The People Conservatives Want Culled: The Mentally Ill, Veterans, Drug abusers And Low-Income People
Governors debate Obamacare's troubled debut Sun Oct 27, 2013 10:20 AM EDT
By Tom Curry, National Affairs Writer, NBC News
The debate over Obamacare's debut shifted to the state level Sunday with two governors describing their state's experiences and clashing over the value of the Affordable Care Act.
Beshear says the glitches associated with health care rollout will soon be worked out.
Ohio Gov. John Kasich, a Republican, defended his decision to expand the state’s Medicaid program as part of the health care overhaul, despite opposition from the state’s GOP-controlled legislature, saying on NBC’s Meet the Press Sunday “Ohio gets a good deal.”

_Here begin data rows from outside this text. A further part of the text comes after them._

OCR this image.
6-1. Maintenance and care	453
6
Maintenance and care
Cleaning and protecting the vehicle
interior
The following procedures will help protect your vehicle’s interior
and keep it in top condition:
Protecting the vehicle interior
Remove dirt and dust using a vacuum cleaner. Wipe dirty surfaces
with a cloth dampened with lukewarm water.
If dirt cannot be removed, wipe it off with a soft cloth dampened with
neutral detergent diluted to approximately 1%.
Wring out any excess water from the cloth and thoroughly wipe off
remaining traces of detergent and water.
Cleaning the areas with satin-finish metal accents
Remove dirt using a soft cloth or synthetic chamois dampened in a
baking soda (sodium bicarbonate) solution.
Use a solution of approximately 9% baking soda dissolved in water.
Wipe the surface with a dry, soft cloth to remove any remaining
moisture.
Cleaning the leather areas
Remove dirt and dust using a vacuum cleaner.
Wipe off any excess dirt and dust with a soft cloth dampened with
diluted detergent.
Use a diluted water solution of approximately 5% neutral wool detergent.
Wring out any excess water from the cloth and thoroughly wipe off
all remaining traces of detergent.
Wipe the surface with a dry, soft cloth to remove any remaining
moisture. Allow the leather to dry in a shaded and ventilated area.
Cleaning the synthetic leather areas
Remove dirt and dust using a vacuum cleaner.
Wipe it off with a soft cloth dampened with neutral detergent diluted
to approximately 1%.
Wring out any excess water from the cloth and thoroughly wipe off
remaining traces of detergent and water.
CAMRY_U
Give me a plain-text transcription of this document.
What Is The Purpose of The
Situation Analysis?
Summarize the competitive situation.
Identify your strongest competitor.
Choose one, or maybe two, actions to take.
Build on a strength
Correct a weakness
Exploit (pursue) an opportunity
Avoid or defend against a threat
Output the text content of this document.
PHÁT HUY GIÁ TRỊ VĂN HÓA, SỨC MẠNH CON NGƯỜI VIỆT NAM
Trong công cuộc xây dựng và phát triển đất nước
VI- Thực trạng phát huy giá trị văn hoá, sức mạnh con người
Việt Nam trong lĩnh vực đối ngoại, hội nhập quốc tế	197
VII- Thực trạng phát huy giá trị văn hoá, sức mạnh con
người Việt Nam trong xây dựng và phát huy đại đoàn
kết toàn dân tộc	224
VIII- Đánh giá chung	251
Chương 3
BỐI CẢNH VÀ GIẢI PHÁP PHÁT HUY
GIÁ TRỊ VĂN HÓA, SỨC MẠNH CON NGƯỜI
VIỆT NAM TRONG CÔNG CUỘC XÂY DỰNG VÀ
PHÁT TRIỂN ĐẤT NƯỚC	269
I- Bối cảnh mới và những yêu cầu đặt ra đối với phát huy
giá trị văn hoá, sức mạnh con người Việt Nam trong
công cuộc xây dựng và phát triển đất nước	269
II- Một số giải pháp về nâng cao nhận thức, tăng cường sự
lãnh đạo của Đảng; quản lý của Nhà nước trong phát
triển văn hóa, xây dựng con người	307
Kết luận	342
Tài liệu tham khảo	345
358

Kasich explained that his state will get $14 billion of federal money over the next several years to expand Medicaid coverage for the mentally ill, veterans, drug abusers and other low-income people who need medical treatment.
“I’m not going to ignore the mentally ill and I’m not going to ignore the drug addicted or veterans or very (hard) working poor people on my watch,” Kasich said, but that “doesn’t mean I embrace Obamacare.”
Kasich reiterated his broader opposition to Obamacare, saying, “The problem is Obamacare doesn’t control costs… it’s going to drive up the cost for the vast majority of Ohioans. It threatens the ability of small business to grow beyond 50 employees.”
To do his Medicaid expansion and cover about 275,000 low-income people in his state, Kasich used an obscure body called the State Controlling Board to go around the legislature.
Nationwide, the Medicaid expansion is a crucial part of Obamacare, with up to 17 million uninsured people potentially eligible to be covered. But last year’s Supreme Court decision on Obamacare gave states the option to not take part in the Medicaid expansion and 25 states – including many states with GOP governors -- have chosen to not do so.
Ohio is also one of the 36 states which is not setting up its own state-supervised health insurance marketplace for the uninsured under the Affordable Care Act; so the eligible uninsured in Ohio will purchase insurance through the federally run marketplace which has been plagued by software problems which have blocked many people from enrolling for coverage.
Kentucky Gov. Steve Beshear, a Democrat, said on Meet the Press Obamacare will work if given enough time.
“The advice I would give the news media and the critics up here is: take a deep breath,” Beshear said. “This is a process. Everybody wants to have a date where they can declare victory or defeat, or success or failure. That’s not what this is going to be all about. It took us about three years to get Medicare really working.”
Governors from both sides of the aisle discuss how the health care law is working on the state level.
He predicted, “People are going to sign up for this; it will take us a while to get it in process. But I’ll guarantee you we’re going to make it work because it is good for the American people and it’s good for Kentucky.”
Beshear’s state is one of only 14 states that is running its own insurance marketplace under the new federal health care law.